ESCALES -  Marseille 2025

Rencontre avec des familles Roms



Durant 6 mois d'immersion début 2025, je me suis rendu à l'écart du centre ville de Marseille, accompagné de l'équipe « habitat précaire » de l’ADDAP 13, dans des espaces « sociaux et hospitaliers », à la rencontre de nombreuses familles Roms. Ces lieux de vie, squats et bidonvilles, je m’en suis imprégné dans le but de restituer, en toute humilité, une partie de vies ballotées et précaires. Durant cette période, j’ai mis en place des ateliers photographiques à destination des familles en “escale”, dans les trois lieux de la cité phocéenne qu’ils occupaient. J’ai eu l’occasion de voir les liens précieux qu’entretiennent éducatrices et éducateurs avec les familles. 

 

Partis de Roumanie pour diverses raisons : pauvreté, persécution, manque de travail, absence de structures de protection juridique et sanitaire de leur pays d’origine envers leur groupe ethnique, leurs routes les a menés, après de multiples péripéties, en France. Et c’est là, désormais, qu’elles rencontrent de grandes difficultés. Le racisme omniprésent, encore si prégnant envers eux, persiste au-delà des frontières. Les difficultés de compréhension d’une culture éloignée, de notre mode de vie occidental moderne, ne permettent pas, bien souvent, de comprendre, d’approcher, leurs attentes quant à leur vie dans ces habitats éphémères.
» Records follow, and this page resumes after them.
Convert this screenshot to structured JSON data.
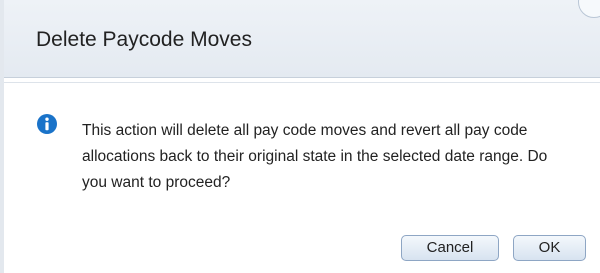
{
  "dialog": {
    "title": "Delete Paycode Moves",
    "message": "This action will delete all pay code moves and revert all pay code allocations back to their original state in the selected date range. Do you want to proceed?",
    "icon": "info-icon",
    "buttons": {
      "cancel_label": "Cancel",
      "ok_label": "OK"
    }
  },
  "colors": {
    "info_icon": "#1a73c9",
    "header_bg": "#e8edf3",
    "button_border": "#8ea6c4"
  }
}
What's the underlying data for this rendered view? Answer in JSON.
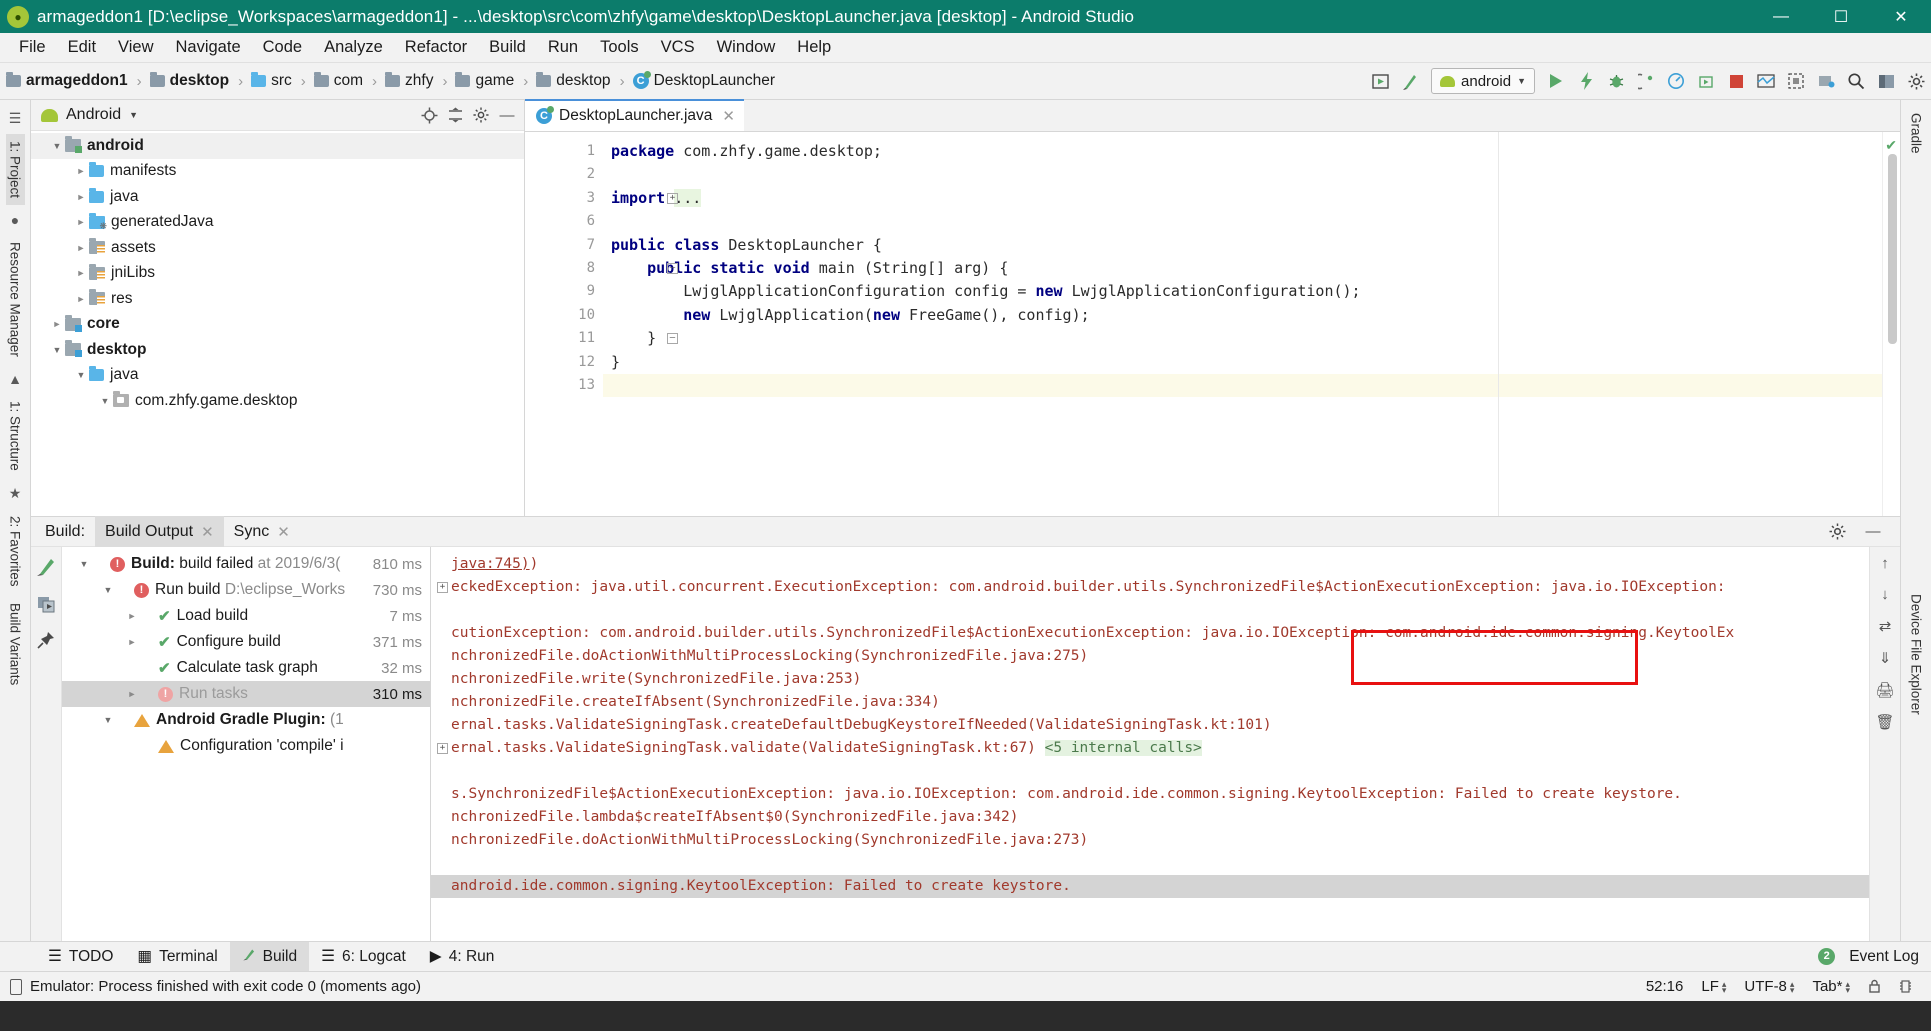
{
  "window": {
    "title": "armageddon1 [D:\\eclipse_Workspaces\\armageddon1] - ...\\desktop\\src\\com\\zhfy\\game\\desktop\\DesktopLauncher.java [desktop] - Android Studio",
    "app_icon": "android-studio-icon",
    "minimize": "—",
    "maximize": "☐",
    "close": "✕"
  },
  "menubar": {
    "items": [
      {
        "label": "File"
      },
      {
        "label": "Edit"
      },
      {
        "label": "View"
      },
      {
        "label": "Navigate"
      },
      {
        "label": "Code"
      },
      {
        "label": "Analyze"
      },
      {
        "label": "Refactor"
      },
      {
        "label": "Build"
      },
      {
        "label": "Run"
      },
      {
        "label": "Tools"
      },
      {
        "label": "VCS"
      },
      {
        "label": "Window"
      },
      {
        "label": "Help"
      }
    ]
  },
  "toolbar": {
    "breadcrumb": [
      {
        "label": "armageddon1",
        "icon": "module-folder-icon",
        "bold": true
      },
      {
        "label": "desktop",
        "icon": "module-folder-icon",
        "bold": true
      },
      {
        "label": "src",
        "icon": "source-folder-icon",
        "bold": false
      },
      {
        "label": "com",
        "icon": "package-folder-icon",
        "bold": false
      },
      {
        "label": "zhfy",
        "icon": "package-folder-icon",
        "bold": false
      },
      {
        "label": "game",
        "icon": "package-folder-icon",
        "bold": false
      },
      {
        "label": "desktop",
        "icon": "package-folder-icon",
        "bold": false
      },
      {
        "label": "DesktopLauncher",
        "icon": "java-class-icon",
        "bold": false
      }
    ],
    "separator": "›",
    "run_config": {
      "label": "android",
      "icon": "android-robot-icon",
      "caret": "▼"
    },
    "icons": [
      "avd-manager-icon",
      "sdk-manager-icon",
      "run-icon",
      "apply-changes-icon",
      "debug-icon",
      "attach-debugger-icon",
      "profiler-icon",
      "run-coverage-icon",
      "stop-icon",
      "layout-inspector-icon",
      "device-screenshot-icon",
      "device-file-explorer-icon",
      "search-icon",
      "project-structure-icon",
      "settings-icon"
    ]
  },
  "left_strip": {
    "tabs": [
      {
        "label": "1: Project",
        "selected": true
      },
      {
        "label": "Resource Manager",
        "selected": false
      },
      {
        "label": "1: Structure",
        "selected": false
      },
      {
        "label": "2: Favorites",
        "selected": false
      },
      {
        "label": "Build Variants",
        "selected": false
      }
    ]
  },
  "right_strip": {
    "tabs": [
      {
        "label": "Gradle"
      },
      {
        "label": "Device File Explorer"
      }
    ]
  },
  "project_panel": {
    "header": {
      "title": "Android",
      "caret": "▼",
      "icon": "android-robot-icon"
    },
    "header_icons": [
      "locate-icon",
      "collapse-all-icon",
      "settings-icon",
      "hide-icon"
    ],
    "tree": [
      {
        "label": "android",
        "depth": 0,
        "arrow": "open",
        "icon": "module-green-icon",
        "bold": true,
        "selected": true
      },
      {
        "label": "manifests",
        "depth": 1,
        "arrow": "closed",
        "icon": "folder-blue-icon",
        "bold": false
      },
      {
        "label": "java",
        "depth": 1,
        "arrow": "closed",
        "icon": "folder-blue-icon",
        "bold": false
      },
      {
        "label": "generatedJava",
        "depth": 1,
        "arrow": "closed",
        "icon": "generated-folder-icon",
        "bold": false
      },
      {
        "label": "assets",
        "depth": 1,
        "arrow": "closed",
        "icon": "resource-folder-icon",
        "bold": false
      },
      {
        "label": "jniLibs",
        "depth": 1,
        "arrow": "closed",
        "icon": "resource-folder-icon",
        "bold": false
      },
      {
        "label": "res",
        "depth": 1,
        "arrow": "closed",
        "icon": "resource-folder-icon",
        "bold": false
      },
      {
        "label": "core",
        "depth": 0,
        "arrow": "closed",
        "icon": "module-blue-icon",
        "bold": true
      },
      {
        "label": "desktop",
        "depth": 0,
        "arrow": "open",
        "icon": "module-blue-icon",
        "bold": true
      },
      {
        "label": "java",
        "depth": 1,
        "arrow": "open",
        "icon": "folder-blue-icon",
        "bold": false
      },
      {
        "label": "com.zhfy.game.desktop",
        "depth": 2,
        "arrow": "open",
        "icon": "package-icon",
        "bold": false
      }
    ]
  },
  "editor": {
    "tab": {
      "label": "DesktopLauncher.java",
      "icon": "java-class-icon",
      "close": "✕"
    },
    "lines": [
      {
        "num": "1",
        "text": "package com.zhfy.game.desktop;",
        "kw": "package",
        "run_marker": false,
        "fold": ""
      },
      {
        "num": "2",
        "text": "",
        "kw": "",
        "run_marker": false,
        "fold": ""
      },
      {
        "num": "3",
        "text": "import ...",
        "kw": "import",
        "run_marker": false,
        "fold": "+"
      },
      {
        "num": "6",
        "text": "",
        "kw": "",
        "run_marker": false,
        "fold": ""
      },
      {
        "num": "7",
        "text": "public class DesktopLauncher {",
        "kw": "public class",
        "run_marker": true,
        "fold": ""
      },
      {
        "num": "8",
        "text": "    public static void main (String[] arg) {",
        "kw": "public static void",
        "run_marker": true,
        "fold": "-"
      },
      {
        "num": "9",
        "text": "        LwjglApplicationConfiguration config = new LwjglApplicationConfiguration();",
        "kw": "new",
        "run_marker": false,
        "fold": ""
      },
      {
        "num": "10",
        "text": "        new LwjglApplication(new FreeGame(), config);",
        "kw": "new",
        "run_marker": false,
        "fold": ""
      },
      {
        "num": "11",
        "text": "    }",
        "kw": "",
        "run_marker": false,
        "fold": ""
      },
      {
        "num": "12",
        "text": "}",
        "kw": "",
        "run_marker": false,
        "fold": ""
      },
      {
        "num": "13",
        "text": "",
        "kw": "",
        "run_marker": false,
        "fold": "",
        "current": true
      }
    ],
    "inspection_status": "✔"
  },
  "build_panel": {
    "label": "Build:",
    "tabs": [
      {
        "label": "Build Output",
        "selected": true,
        "close": "✕"
      },
      {
        "label": "Sync",
        "selected": false,
        "close": "✕"
      }
    ],
    "header_icons": [
      "settings-icon",
      "hide-icon"
    ],
    "tool_icons": [
      "build-hammer-icon",
      "restart-icon",
      "pin-icon"
    ],
    "tree": [
      {
        "label": "Build:",
        "label2": "build failed",
        "detail": "at 2019/6/3(",
        "ms": "810 ms",
        "depth": 0,
        "arrow": "open",
        "status": "error",
        "bold": true
      },
      {
        "label": "Run build",
        "label2": "",
        "detail": "D:\\eclipse_Worksр",
        "ms": "730 ms",
        "depth": 1,
        "arrow": "open",
        "status": "error",
        "bold": false
      },
      {
        "label": "Load build",
        "label2": "",
        "detail": "",
        "ms": "7 ms",
        "depth": 2,
        "arrow": "closed",
        "status": "ok",
        "bold": false
      },
      {
        "label": "Configure build",
        "label2": "",
        "detail": "",
        "ms": "371 ms",
        "depth": 2,
        "arrow": "closed",
        "status": "ok",
        "bold": false
      },
      {
        "label": "Calculate task graph",
        "label2": "",
        "detail": "",
        "ms": "32 ms",
        "depth": 2,
        "arrow": "none",
        "status": "ok",
        "bold": false
      },
      {
        "label": "Run tasks",
        "label2": "",
        "detail": "",
        "ms": "310 ms",
        "depth": 2,
        "arrow": "closed",
        "status": "error",
        "bold": false,
        "selected": true
      },
      {
        "label": "Android Gradle Plugin:",
        "label2": "",
        "detail": "(1",
        "ms": "",
        "depth": 1,
        "arrow": "open",
        "status": "warn",
        "bold": true
      },
      {
        "label": "Configuration 'compile' i",
        "label2": "",
        "detail": "",
        "ms": "",
        "depth": 2,
        "arrow": "none",
        "status": "warn",
        "bold": false
      }
    ],
    "console": [
      {
        "text": "java:745)",
        "link": true,
        "expander": ""
      },
      {
        "text": "eckedException: java.util.concurrent.ExecutionException: com.android.builder.utils.SynchronizedFile$ActionExecutionException: java.io.IOException:",
        "expander": "+"
      },
      {
        "text": "",
        "expander": ""
      },
      {
        "text": "cutionException: com.android.builder.utils.SynchronizedFile$ActionExecutionException: java.io.IOException: com.android.ide.common.signing.KeytoolEx",
        "expander": ""
      },
      {
        "text": "nchronizedFile.doActionWithMultiProcessLocking(SynchronizedFile.java:275)",
        "expander": ""
      },
      {
        "text": "nchronizedFile.write(SynchronizedFile.java:253)",
        "expander": ""
      },
      {
        "text": "nchronizedFile.createIfAbsent(SynchronizedFile.java:334)",
        "expander": ""
      },
      {
        "text": "ernal.tasks.ValidateSigningTask.createDefaultDebugKeystoreIfNeeded(ValidateSigningTask.kt:101)",
        "expander": ""
      },
      {
        "text": "ernal.tasks.ValidateSigningTask.validate(ValidateSigningTask.kt:67)",
        "suffix": "<5 internal calls>",
        "expander": "+"
      },
      {
        "text": "",
        "expander": ""
      },
      {
        "text": "s.SynchronizedFile$ActionExecutionException: java.io.IOException: com.android.ide.common.signing.KeytoolException: Failed to create keystore.",
        "expander": ""
      },
      {
        "text": "nchronizedFile.lambda$createIfAbsent$0(SynchronizedFile.java:342)",
        "expander": ""
      },
      {
        "text": "nchronizedFile.doActionWithMultiProcessLocking(SynchronizedFile.java:273)",
        "expander": ""
      },
      {
        "text": "",
        "expander": ""
      },
      {
        "text": "android.ide.common.signing.KeytoolException: Failed to create keystore.",
        "selected": true,
        "expander": ""
      }
    ],
    "highlight_box_color": "#e81010",
    "console_tool_icons": [
      "up-icon",
      "down-icon",
      "wrap-icon",
      "soft-wrap-icon",
      "print-icon",
      "trash-icon"
    ]
  },
  "bottom_bar": {
    "tabs": [
      {
        "label": "TODO",
        "icon": "todo-icon",
        "selected": false
      },
      {
        "label": "Terminal",
        "icon": "terminal-icon",
        "selected": false
      },
      {
        "label": "Build",
        "icon": "build-hammer-icon",
        "selected": true
      },
      {
        "label": "6: Logcat",
        "icon": "logcat-icon",
        "selected": false
      },
      {
        "label": "4: Run",
        "icon": "run-icon",
        "selected": false
      }
    ],
    "event_log": {
      "label": "Event Log",
      "count": "2"
    }
  },
  "status_bar": {
    "message": "Emulator: Process finished with exit code 0 (moments ago)",
    "caret_position": "52:16",
    "line_separator": "LF",
    "encoding": "UTF-8",
    "indent": "Tab*",
    "icons": [
      "lock-icon",
      "memory-icon"
    ]
  }
}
Enfin, la gestion étatique de leur situation, ne les aide que « très peu », et participe essentiellement en la dissolution puis la destruction de leurs lieux de vie. S’ensuit qu’elles se retrouvent pour la plupart à la rue ou reloger de manière provisoire dans des logements d'urgence qui ne leur conviennent généralement pas, car elles ont pour la plupart des enfants, des biens personnels, une vie de famille bien établie.  

 

Dans cette communauté patriarcale, les rôles sont souvent divisés. Parmi les hommes, certains parviennent à trouver du travail de manière légale, payent des impôts, et officialisent leur famille sur le territoire français. D’autres rencontrent plus de difficultés. Pour beaucoup, la ferraille est un moyen de gagner leur vie, ils la récoltent, la travaillent et la revendent. D’autres se spécialisent dans la mécanique, passent leurs journées, les mains dans les moteurs, dans le cambouis, sur les carrosseries et ce, souvent dès le plus jeune âge. En ce qui concerne les femmes, elles occupent pour la plupart une place importante du maintien du foyer. Elles ont à leur charge les tâches ménagères, l'entretien des habitats, la confection des repas ainsi que l'éducation des enfants. Certaines d’entre elles se voient venir en aide aux hommes ou les remplacent, afin de répondre aux mieux aux attentes de la communauté. Enfin, les enfants évoluent dans les différents lieux et espaces collectifs pour jouer et parfois travailler avec les adultes. En ce qui concerne leur scolarité, le sujet est compliqué à aborder car seulement certains d'entre eux parviennent à suivre un cursus scolaire. Ils rencontrent de nombreuses difficultés, que ce soit au sein même de leur famille ou de leur école.

 

L’objectif de mon travail a donc été de dévoiler une partie, un fragment de ces multiples réalités observées, et de tenter, loin des clichés véhiculés sur ses populations stigmatisées, de dévoiler ma vérité avec elles et eux, celle de notre rencontre.  

 

J’ai souhaité poser un regard doux sur des êtres dont la culture m'était jusqu'alors inconnue. L'enchaînement de scènes de vie, la multiplicité colorée de leurs habitats, les portraits individuels et collectifs que j’ai réalisés, composent ainsi une mosaïque visuelle qui tend à rendre compte de la richesse de cette relation que j’ai pu vivre avec elles et eux. Certaines images sont nées du désir, des participantes, des participants, à laisser une empreinte de ces rencontres. Pour ce faire, en guise de remerciement j’ai offert, à chacune, chacun, de modestes tirages de mon passage parmi eux qui pourront les accompagner au cours de leur vie et de leurs “Escales” à venir. 

 

Je tiens à remercier chaleureusement toutes celles et ceux qui m’ont ouvert leurs portes, et leurs paroles ainsi que l’ensemble de l’équipe “Habitats précaires” de l’ADDAP 13.